Normally, I wouldn’t point that out – but an incident involving the Wisconsin Republican just before the holiday break made his weight fair game. (Even though this story occurred late last month, I thought it was worth addressing on the blog.)

Seems Mr. Sensenbrenner was speaking rather loudly on his cell phone in the Delta Lounge at Washington, D.C.’s Reagan National Airport. Unfortunately for him, a Democratic operative was nearby and heard every word.

According to Fishbowl DC, he shouted into the phone that:

“A woman approached him and praised first lady Michelle Obama. He told the woman that Michelle should practice what she preaches — “she lectures us on eating right while she has a large posterior herself.”


First, I’m pretty sure it’s never appropriate for a male lawmaker to comment on the First Lady’s behind.

Second, is Mr. Sensenbrenner really arguing that Michelle Obama is overweight, and thus the wrong messenger for an “eat healthy” message?

Mr. Sensenbrenner’s spokesperson sent Fishbowl DC the following statement about the incident:

“Mr. Sensenbrenner was referring to the First Lady’s healthy food initiative. He doesn’t think the government should be telling Americans what to eat. While he may not agree with all of her initiatives, he plans to contact the First Lady’s office to apologize for his comments.”

I won’t spend a lot of time dissecting that half-apology. Ms. Obama is hardly telling Americans what to eat any more than Nancy Reagan told Americans not to take drugs or Laura Bush told American parents to read to their children. And given that more than one-in-three Americans is obese, which costs Americans and businesses tens of billions of dollars per year (or more) in health care costs, I’m glad she’s trying to help.

But since this is a media training blog, here’s the real moral of this story: Anything you say in public can and will be used against you.

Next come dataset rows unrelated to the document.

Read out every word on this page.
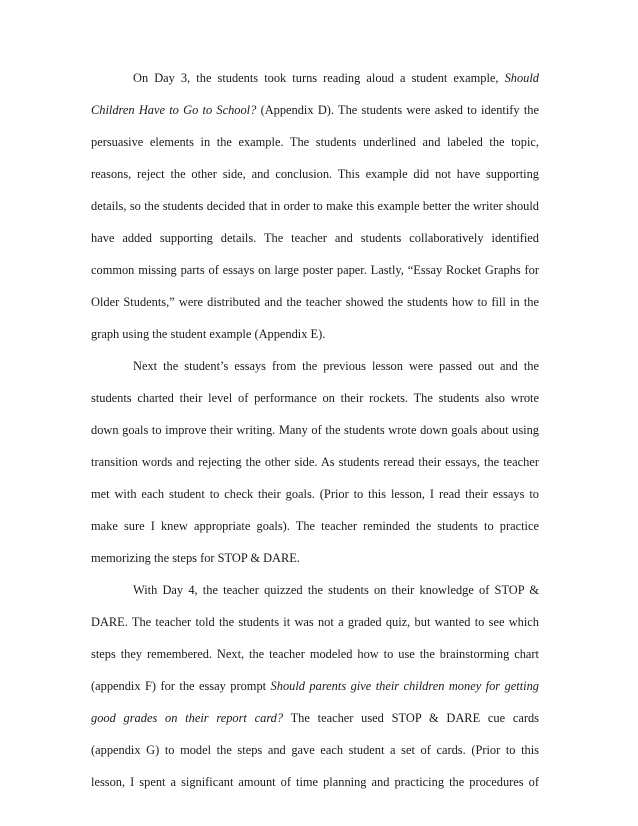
On Day 3, the students took turns reading aloud a student example, Should
Children Have to Go to School? (Appendix D). The students were asked to identify the
persuasive elements in the example. The students underlined and labeled the topic,
reasons, reject the other side, and conclusion. This example did not have supporting
details, so the students decided that in order to make this example better the writer should
have added supporting details. The teacher and students collaboratively identified
common missing parts of essays on large poster paper. Lastly, “Essay Rocket Graphs for
Older Students,” were distributed and the teacher showed the students how to fill in the
graph using the student example (Appendix E).
Next the student’s essays from the previous lesson were passed out and the
students charted their level of performance on their rockets. The students also wrote
down goals to improve their writing. Many of the students wrote down goals about using
transition words and rejecting the other side. As students reread their essays, the teacher
met with each student to check their goals. (Prior to this lesson, I read their essays to
make sure I knew appropriate goals). The teacher reminded the students to practice
memorizing the steps for STOP & DARE.
With Day 4, the teacher quizzed the students on their knowledge of STOP &
DARE. The teacher told the students it was not a graded quiz, but wanted to see which
steps they remembered. Next, the teacher modeled how to use the brainstorming chart
(appendix F) for the essay prompt Should parents give their children money for getting
good grades on their report card? The teacher used STOP & DARE cue cards
(appendix G) to model the steps and gave each student a set of cards. (Prior to this
lesson, I spent a significant amount of time planning and practicing the procedures of
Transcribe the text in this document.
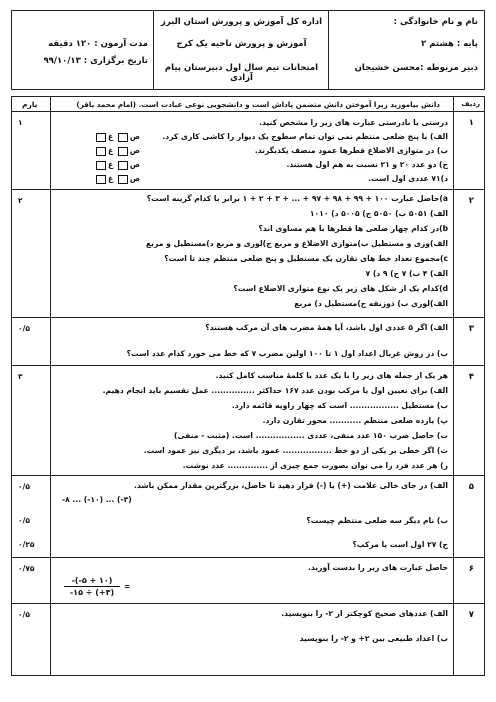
نام و نام خانوادگی :
پایه : هشتم ۲
دبیر مربوطه :محسن خشیجان
اداره کل آموزش و پرورش استان البرز
آموزش و پرورش ناحیه یک کرج
امتحانات نیم سال اول دبیرستان پیام آزادی
مدت آزمون : ۱۲۰ دقیقه
تاریخ برگزاری : ۹۹/۱۰/۱۳
ردیف
دانش بیاموزید زیرا آموختن دانش متضمن پاداش است و دانشجویی نوعی عبادت است. (امام محمد باقر)
بارم
۱
درستی یا نادرستی عبارت های زیر را مشخص کنید.
الف) با پنج ضلعی منتظم نمی توان تمام سطوح یک دیوار را کاشی کاری کرد.
ب) در متوازی الاضلاع قطرها عمود منصف یکدیگرند.
ج) دو عدد ۲۰ و ۲۱ نسبت به هم اول هستند.
د)۷۱ عددی اول است.
ص غ
ص غ
ص غ
ص غ
۱
۲
a)حاصل عبارت ۱۰۰ + ۹۹ + ۹۸ + ۹۷ + ... + ۳ + ۲ + ۱ برابر با کدام گزینه است؟
الف) ۵۰۵۱ ب) ۵۰۵۰ ج) ۵۰۰۵ د) ۱۰۱۰
b)در کدام چهار ضلعی ها قطرها با هم مساوی اند؟
الف)وزی و مستطیل ب)متوازی الاضلاع و مربع ج)لوزی و مربع د)مستطیل و مربع
c)مجموع تعداد خط های تقارن یک مستطیل و پنج ضلعی منتظم چند تا است؟
الف) ۴ ب) ۷ ج) ۹ د) ۷
d)کدام یک از شکل های زیر یک نوع متوازی الاضلاع است؟
الف)لوزی ب) ذوزنقه ج)مستطیل د) مربع
۲
۳
الف) اگر ۵ عددی اول باشد، آیا همهٔ مضرب های آن مرکب هستند؟
ب) در روش غربال اعداد اول ۱ تا ۱۰۰ اولین مضرب ۷ که خط می خورد کدام عدد است؟
۰/۵
۴
هر یک از جمله های زیر را با یک عدد یا کلمهٔ مناسب کامل کنید.
الف) برای تعیین اول یا مرکب بودن عدد ۱۶۷ حداکثر ............... عمل تقسیم باید انجام دهیم.
ب) مستطیل ................. است که چهار زاویه قائمه دارد.
پ) یازده ضلعی منتظم ........... محور تقارن دارد.
ت) حاصل ضرب ۱۵۰ عدد منفی، عددی ................. است. (مثبت - منفی)
ث) اگر خطی بر یکی از دو خط ................. عمود باشد، بر دیگری نیز عمود است.
ر) هر عدد فرد را می توان بصورت جمع چیزی از .............. عدد نوشت.
۳
۵
الف) در جای خالی علامت (+) یا (-) قرار دهید تا حاصل، بزرگترین مقدار ممکن باشد.
-۸ ... (-۱۰) ... (-۳)
ب) نام دیگر سه ضلعی منتظم چیست؟
ج) ۲۷ اول است یا مرکب؟
۰/۵
۰/۵
۰/۲۵
۶
حاصل عبارت های زیر را بدست آورید.
-(-۵ + ۱۰)
-۱۵ ÷ (+۳)
=
۰/۷۵
۷
الف) عددهای صحیح کوچکتر از ۲- را بنویسید.
ب) اعداد طبیعی بین ۲+ و ۲- را بنویسید
۰/۵
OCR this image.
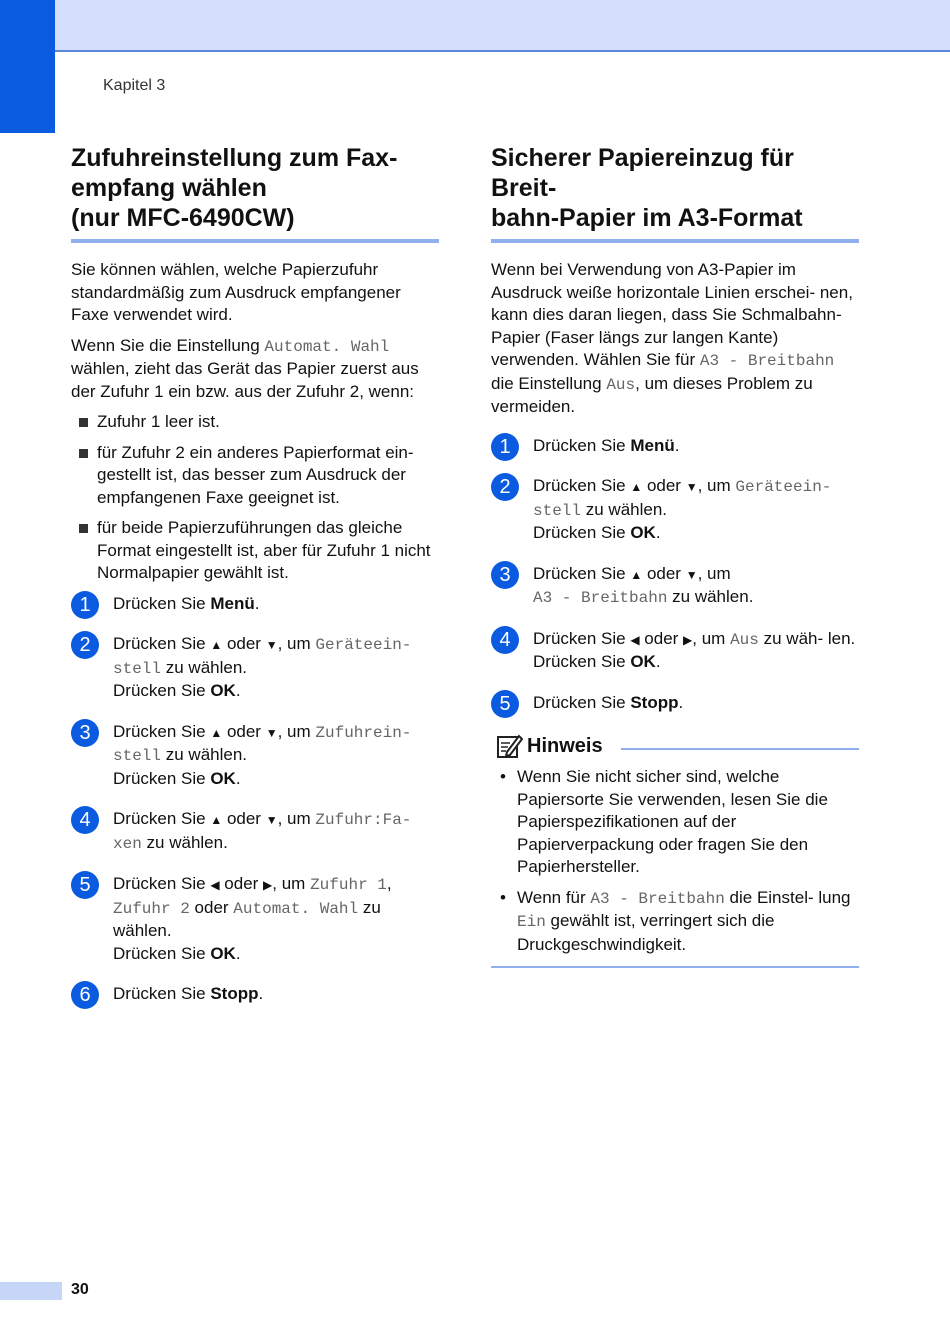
Kapitel 3
Zufuhreinstellung zum Fax-
empfang wählen
(nur MFC-6490CW)

Sie können wählen, welche Papierzufuhr standardmäßig zum Ausdruck empfangener Faxe verwendet wird.

Wenn Sie die Einstellung Automat. Wahl wählen, zieht das Gerät das Papier zuerst aus der Zufuhr 1 ein bzw. aus der Zufuhr 2, wenn:

Zufuhr 1 leer ist.
für Zufuhr 2 ein anderes Papierformat ein- gestellt ist, das besser zum Ausdruck der empfangenen Faxe geeignet ist.
für beide Papierzuführungen das gleiche Format eingestellt ist, aber für Zufuhr 1 nicht Normalpapier gewählt ist.
1	Drücken Sie Menü.
2	Drücken Sie ▲ oder ▼, um Geräteein- stell zu wählen.
Drücken Sie OK.
3	Drücken Sie ▲ oder ▼, um Zufuhrein- stell zu wählen.
Drücken Sie OK.
4	Drücken Sie ▲ oder ▼, um Zufuhr:Fa- xen zu wählen.
5	Drücken Sie ◀ oder ▶, um Zufuhr 1, Zufuhr 2 oder Automat. Wahl zu wählen.
Drücken Sie OK.
6	Drücken Sie Stopp.
Sicherer Papiereinzug für Breit-
bahn-Papier im A3-Format

Wenn bei Verwendung von A3-Papier im Ausdruck weiße horizontale Linien erschei- nen, kann dies daran liegen, dass Sie Schmalbahn-Papier (Faser längs zur langen Kante) verwenden. Wählen Sie für A3 - Breitbahn die Einstellung Aus, um dieses Problem zu vermeiden.

1	Drücken Sie Menü.
2	Drücken Sie ▲ oder ▼, um Geräteein- stell zu wählen.
Drücken Sie OK.
3	Drücken Sie ▲ oder ▼, um
A3 - Breitbahn zu wählen.
4	Drücken Sie ◀ oder ▶, um Aus zu wäh- len.
Drücken Sie OK.
5	Drücken Sie Stopp.
Hinweis
• Wenn Sie nicht sicher sind, welche Papiersorte Sie verwenden, lesen Sie die Papierspezifikationen auf der Papierverpackung oder fragen Sie den Papierhersteller.
• Wenn für A3 - Breitbahn die Einstel- lung Ein gewählt ist, verringert sich die Druckgeschwindigkeit.
30
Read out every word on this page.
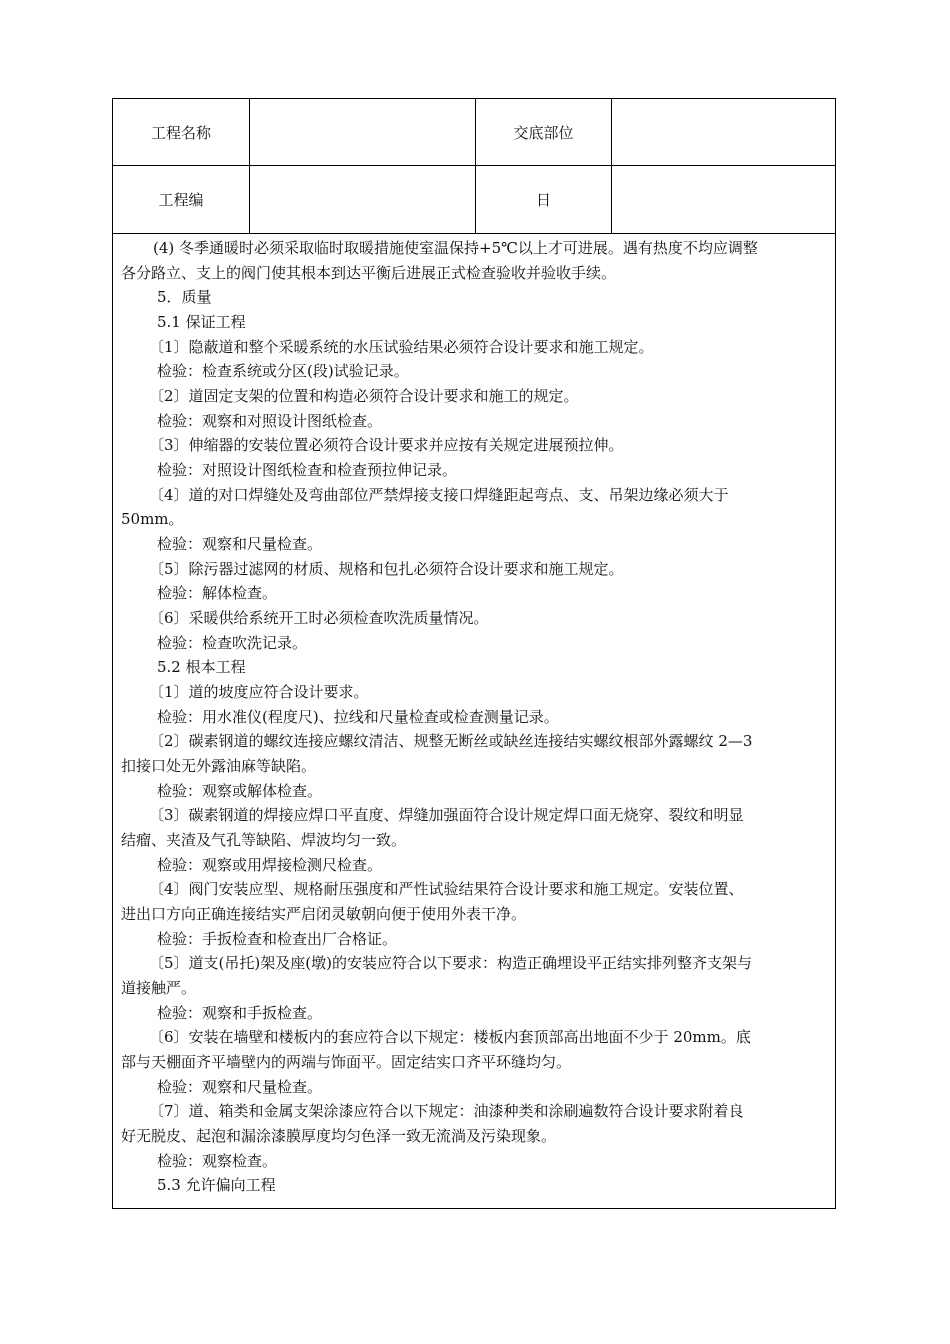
工程名称	交底部位
工程编	日
(4) 冬季通暖时必须采取临时取暖措施使室温保持+5℃以上才可进展。遇有热度不均应调整
各分路立、支上的阀门使其根本到达平衡后进展正式检查验收并验收手续。
5．质量
5.1 保证工程
〔1〕隐蔽道和整个采暖系统的水压试验结果必须符合设计要求和施工规定。
检验：检查系统或分区(段)试验记录。
〔2〕道固定支架的位置和构造必须符合设计要求和施工的规定。
检验：观察和对照设计图纸检查。
〔3〕伸缩器的安装位置必须符合设计要求并应按有关规定进展预拉伸。
检验：对照设计图纸检查和检查预拉伸记录。
〔4〕道的对口焊缝处及弯曲部位严禁焊接支接口焊缝距起弯点、支、吊架边缘必须大于
50mm。
检验：观察和尺量检查。
〔5〕除污器过滤网的材质、规格和包扎必须符合设计要求和施工规定。
检验：解体检查。
〔6〕采暖供给系统开工时必须检查吹洗质量情况。
检验：检查吹洗记录。
5.2 根本工程
〔1〕道的坡度应符合设计要求。
检验：用水准仪(程度尺)、拉线和尺量检查或检查测量记录。
〔2〕碳素钢道的螺纹连接应螺纹清洁、规整无断丝或缺丝连接结实螺纹根部外露螺纹 2—3
扣接口处无外露油麻等缺陷。
检验：观察或解体检查。
〔3〕碳素钢道的焊接应焊口平直度、焊缝加强面符合设计规定焊口面无烧穿、裂纹和明显
结瘤、夹渣及气孔等缺陷、焊波均匀一致。
检验：观察或用焊接检测尺检查。
〔4〕阀门安装应型、规格耐压强度和严性试验结果符合设计要求和施工规定。安装位置、
进出口方向正确连接结实严启闭灵敏朝向便于使用外表干净。
检验：手扳检查和检查出厂合格证。
〔5〕道支(吊托)架及座(墩)的安装应符合以下要求：构造正确埋设平正结实排列整齐支架与
道接触严。
检验：观察和手扳检查。
〔6〕安装在墙壁和楼板内的套应符合以下规定：楼板内套顶部高出地面不少于 20mm。底
部与天棚面齐平墙壁内的两端与饰面平。固定结实口齐平环缝均匀。
检验：观察和尺量检查。
〔7〕道、箱类和金属支架涂漆应符合以下规定：油漆种类和涂刷遍数符合设计要求附着良
好无脱皮、起泡和漏涂漆膜厚度均匀色泽一致无流淌及污染现象。
检验：观察检查。
5.3 允许偏向工程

As I wrote in an earlier story (which also contained the tale of my own public gaffe), I’m constantly amazed by what I observe in public – lawyers on packed Amtrak cars discussing sensitive cases loudly on their cell phones, businessmen working on documents marked “confidential” in plain sight on airplanes, and politicos hashing out controversial strategy over lunch within earshot of fellow diners.

Those people have no idea who I am. I could be their opposing counsel, or their direct business competitor, or a political reporter. And if I can use the information I learn against them, I will.

Remember – you’re not only on-the-record when you’re being interviewed. If you’re in a visible position, you’re on-the-record every time you open your mouth.